Take the chicken out of the brine and pat dry with paper towels. Arrange the chicken on the grill so it cooks over INDIRECT heat otherwise you will char it. Slow cook for about 30 minutes depending on how many coals you are using (or the temperature if you are using a gas grill). My husband added a few too many coals in the picture below, so it cooked a bit faster. You will turn the chicken midway through to ensure even cooking. (Cook with the lid on the grill.)

About 10 minutes before the chicken is fully cooked you want to brush the sauce on liberally. The sauce will cause a flare-up if drippings fall through the grate, so be careful.

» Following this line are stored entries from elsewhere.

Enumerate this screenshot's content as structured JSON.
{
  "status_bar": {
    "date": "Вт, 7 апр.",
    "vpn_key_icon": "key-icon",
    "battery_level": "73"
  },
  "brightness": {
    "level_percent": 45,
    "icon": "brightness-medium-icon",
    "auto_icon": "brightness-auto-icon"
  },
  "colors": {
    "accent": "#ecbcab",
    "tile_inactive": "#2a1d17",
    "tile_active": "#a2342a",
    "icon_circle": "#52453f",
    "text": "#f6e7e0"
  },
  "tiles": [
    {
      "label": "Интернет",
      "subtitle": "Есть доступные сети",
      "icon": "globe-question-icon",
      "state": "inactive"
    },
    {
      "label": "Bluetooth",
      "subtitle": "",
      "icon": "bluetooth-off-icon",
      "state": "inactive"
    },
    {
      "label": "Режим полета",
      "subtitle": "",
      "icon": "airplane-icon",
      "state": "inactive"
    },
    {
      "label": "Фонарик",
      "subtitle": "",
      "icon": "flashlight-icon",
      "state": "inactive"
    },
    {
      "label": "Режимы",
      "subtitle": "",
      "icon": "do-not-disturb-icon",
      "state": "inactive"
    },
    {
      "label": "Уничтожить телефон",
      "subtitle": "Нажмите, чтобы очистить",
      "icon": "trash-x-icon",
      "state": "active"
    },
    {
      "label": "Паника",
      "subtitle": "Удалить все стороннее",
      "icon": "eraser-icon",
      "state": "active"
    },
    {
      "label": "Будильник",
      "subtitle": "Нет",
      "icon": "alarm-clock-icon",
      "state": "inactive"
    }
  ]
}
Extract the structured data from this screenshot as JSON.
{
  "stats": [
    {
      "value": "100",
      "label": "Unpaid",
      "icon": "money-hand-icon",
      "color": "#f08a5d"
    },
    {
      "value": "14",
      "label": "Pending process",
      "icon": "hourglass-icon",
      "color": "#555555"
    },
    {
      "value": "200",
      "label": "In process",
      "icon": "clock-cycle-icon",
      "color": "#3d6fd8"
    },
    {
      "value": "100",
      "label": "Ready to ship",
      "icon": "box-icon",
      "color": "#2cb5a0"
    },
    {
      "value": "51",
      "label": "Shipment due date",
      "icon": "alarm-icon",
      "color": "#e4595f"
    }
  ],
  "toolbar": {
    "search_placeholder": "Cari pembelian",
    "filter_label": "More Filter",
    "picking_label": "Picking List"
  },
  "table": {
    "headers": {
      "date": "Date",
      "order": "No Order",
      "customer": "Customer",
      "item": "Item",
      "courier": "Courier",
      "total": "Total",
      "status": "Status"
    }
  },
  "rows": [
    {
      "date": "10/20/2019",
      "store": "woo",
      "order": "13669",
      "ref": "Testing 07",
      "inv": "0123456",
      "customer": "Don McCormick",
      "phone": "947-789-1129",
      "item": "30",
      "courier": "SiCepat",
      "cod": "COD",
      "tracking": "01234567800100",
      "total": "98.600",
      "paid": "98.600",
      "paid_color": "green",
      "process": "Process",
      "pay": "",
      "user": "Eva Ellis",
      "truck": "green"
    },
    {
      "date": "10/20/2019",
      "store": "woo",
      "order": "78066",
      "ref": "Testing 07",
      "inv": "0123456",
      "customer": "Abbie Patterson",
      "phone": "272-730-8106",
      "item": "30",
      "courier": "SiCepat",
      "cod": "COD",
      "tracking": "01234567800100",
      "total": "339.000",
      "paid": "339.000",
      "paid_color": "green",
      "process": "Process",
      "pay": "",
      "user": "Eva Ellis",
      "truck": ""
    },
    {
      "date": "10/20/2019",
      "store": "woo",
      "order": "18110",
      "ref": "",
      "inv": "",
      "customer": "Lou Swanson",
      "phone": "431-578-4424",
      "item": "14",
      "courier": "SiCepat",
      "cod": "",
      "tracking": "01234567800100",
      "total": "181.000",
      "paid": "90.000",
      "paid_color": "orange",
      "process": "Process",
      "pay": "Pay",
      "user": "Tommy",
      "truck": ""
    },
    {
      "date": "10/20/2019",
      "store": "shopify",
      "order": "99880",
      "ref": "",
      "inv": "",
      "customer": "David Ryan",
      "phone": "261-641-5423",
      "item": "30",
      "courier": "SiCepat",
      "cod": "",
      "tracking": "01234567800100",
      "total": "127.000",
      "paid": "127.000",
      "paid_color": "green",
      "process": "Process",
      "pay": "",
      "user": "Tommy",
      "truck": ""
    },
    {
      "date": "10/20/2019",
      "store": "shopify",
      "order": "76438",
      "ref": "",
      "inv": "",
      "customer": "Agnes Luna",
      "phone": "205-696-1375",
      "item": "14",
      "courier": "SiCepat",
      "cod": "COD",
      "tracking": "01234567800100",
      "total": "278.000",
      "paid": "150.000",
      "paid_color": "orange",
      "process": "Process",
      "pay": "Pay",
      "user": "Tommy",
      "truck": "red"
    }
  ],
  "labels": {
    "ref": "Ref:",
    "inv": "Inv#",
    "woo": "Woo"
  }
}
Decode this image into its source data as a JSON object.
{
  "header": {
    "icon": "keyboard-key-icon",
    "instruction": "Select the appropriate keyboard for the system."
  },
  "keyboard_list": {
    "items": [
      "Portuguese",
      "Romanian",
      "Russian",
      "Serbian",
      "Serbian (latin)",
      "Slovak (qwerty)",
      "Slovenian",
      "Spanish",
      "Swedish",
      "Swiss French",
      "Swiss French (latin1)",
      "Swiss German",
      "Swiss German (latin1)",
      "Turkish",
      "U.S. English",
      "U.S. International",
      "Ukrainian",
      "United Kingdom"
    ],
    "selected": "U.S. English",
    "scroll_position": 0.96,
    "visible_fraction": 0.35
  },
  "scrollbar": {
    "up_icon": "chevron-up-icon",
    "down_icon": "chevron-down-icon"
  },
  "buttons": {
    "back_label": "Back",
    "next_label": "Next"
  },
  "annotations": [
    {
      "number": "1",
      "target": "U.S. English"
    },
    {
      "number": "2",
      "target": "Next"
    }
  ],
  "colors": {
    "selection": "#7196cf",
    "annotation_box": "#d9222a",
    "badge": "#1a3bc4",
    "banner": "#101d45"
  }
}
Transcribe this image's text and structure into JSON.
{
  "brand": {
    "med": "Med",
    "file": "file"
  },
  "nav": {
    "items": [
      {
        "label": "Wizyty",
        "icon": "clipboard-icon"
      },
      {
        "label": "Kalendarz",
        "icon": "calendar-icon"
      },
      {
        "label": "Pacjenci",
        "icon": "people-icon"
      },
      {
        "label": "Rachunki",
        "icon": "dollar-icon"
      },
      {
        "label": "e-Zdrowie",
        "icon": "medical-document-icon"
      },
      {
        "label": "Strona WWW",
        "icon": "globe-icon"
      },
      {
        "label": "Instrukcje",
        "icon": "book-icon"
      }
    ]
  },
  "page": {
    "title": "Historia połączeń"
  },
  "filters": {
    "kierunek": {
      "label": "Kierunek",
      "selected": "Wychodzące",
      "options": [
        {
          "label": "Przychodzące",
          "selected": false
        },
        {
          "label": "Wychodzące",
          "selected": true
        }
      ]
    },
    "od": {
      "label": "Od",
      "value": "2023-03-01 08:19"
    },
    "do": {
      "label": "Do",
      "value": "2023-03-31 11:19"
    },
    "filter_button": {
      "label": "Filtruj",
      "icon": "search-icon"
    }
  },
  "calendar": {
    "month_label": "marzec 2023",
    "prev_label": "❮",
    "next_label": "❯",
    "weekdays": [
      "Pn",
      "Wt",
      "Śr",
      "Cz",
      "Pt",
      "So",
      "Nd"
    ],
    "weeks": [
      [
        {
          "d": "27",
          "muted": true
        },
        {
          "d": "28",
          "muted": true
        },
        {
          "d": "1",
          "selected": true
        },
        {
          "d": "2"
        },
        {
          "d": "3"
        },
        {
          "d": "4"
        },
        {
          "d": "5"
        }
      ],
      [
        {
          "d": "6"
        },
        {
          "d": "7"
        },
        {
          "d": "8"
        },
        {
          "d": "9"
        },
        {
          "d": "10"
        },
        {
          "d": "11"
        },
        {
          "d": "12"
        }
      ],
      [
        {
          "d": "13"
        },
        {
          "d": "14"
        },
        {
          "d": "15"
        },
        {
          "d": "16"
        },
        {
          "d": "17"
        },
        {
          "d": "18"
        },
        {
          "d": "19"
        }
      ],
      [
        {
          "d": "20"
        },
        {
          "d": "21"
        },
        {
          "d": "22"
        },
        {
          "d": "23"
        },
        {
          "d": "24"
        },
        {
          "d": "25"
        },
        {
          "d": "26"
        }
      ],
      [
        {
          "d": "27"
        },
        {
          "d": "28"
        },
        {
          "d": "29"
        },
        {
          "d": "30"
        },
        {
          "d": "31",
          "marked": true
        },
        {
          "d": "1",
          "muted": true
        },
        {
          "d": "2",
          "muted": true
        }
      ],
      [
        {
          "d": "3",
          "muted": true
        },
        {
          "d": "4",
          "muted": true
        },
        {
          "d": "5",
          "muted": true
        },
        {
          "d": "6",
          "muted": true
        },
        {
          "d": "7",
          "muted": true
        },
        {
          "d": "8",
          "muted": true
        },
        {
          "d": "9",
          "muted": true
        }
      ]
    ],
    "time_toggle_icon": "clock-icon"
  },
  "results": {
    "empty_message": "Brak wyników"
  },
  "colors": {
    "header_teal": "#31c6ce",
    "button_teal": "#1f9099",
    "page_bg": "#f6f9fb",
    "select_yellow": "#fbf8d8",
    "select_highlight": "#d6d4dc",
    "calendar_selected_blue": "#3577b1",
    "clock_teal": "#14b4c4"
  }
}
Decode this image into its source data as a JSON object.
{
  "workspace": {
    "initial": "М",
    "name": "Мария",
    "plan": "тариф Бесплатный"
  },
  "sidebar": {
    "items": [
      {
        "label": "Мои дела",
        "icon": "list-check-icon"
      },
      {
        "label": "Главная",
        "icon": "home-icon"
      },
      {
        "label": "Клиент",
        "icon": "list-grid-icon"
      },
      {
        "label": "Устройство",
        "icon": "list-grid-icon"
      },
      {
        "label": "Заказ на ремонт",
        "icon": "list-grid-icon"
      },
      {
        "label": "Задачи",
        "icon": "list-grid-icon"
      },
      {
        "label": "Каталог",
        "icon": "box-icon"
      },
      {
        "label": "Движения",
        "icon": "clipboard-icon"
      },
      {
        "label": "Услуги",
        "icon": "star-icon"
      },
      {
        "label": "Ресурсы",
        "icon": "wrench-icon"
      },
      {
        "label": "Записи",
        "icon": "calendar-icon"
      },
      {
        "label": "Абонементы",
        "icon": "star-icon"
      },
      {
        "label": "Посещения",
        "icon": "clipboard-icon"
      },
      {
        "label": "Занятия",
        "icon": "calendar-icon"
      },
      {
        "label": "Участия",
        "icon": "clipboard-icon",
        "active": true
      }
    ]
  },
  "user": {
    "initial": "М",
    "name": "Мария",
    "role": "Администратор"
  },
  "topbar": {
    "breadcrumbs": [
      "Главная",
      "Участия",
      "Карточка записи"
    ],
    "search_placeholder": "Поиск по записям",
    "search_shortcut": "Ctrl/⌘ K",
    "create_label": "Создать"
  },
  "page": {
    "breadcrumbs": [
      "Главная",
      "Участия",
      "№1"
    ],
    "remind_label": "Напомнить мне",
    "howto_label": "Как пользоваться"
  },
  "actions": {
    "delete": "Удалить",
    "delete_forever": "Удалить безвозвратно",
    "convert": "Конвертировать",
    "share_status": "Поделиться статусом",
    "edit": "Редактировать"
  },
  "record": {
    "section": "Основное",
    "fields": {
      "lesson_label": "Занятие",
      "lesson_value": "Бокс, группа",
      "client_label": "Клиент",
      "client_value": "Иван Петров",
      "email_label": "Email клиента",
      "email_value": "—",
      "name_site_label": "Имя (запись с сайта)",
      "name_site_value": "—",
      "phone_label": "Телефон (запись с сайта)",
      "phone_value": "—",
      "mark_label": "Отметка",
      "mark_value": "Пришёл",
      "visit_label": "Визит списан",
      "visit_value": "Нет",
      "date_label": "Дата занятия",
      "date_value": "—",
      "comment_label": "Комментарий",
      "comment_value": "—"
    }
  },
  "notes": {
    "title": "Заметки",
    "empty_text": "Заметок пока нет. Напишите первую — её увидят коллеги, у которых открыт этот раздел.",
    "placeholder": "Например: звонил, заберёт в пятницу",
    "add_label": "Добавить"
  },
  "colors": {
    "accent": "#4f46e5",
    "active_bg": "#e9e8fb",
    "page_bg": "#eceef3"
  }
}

Cooking any meat on the grill is tricky. You really can't leave the grill unattended. Babysitting the cooking process enables a perfectly cooked product. Poultry should be cooked to 165 degrees at its thickest part.

Prepare your favorite potato recipe and whatever fresh vegetables are in season (corn on the cob?) and you have a meal that is sure to impress your Sunday guests. I love eating outside (al fresco) during the summer. We rotate who brings what each Sunday. I'm hoping someone brings strawberry shortcake to top off this meal!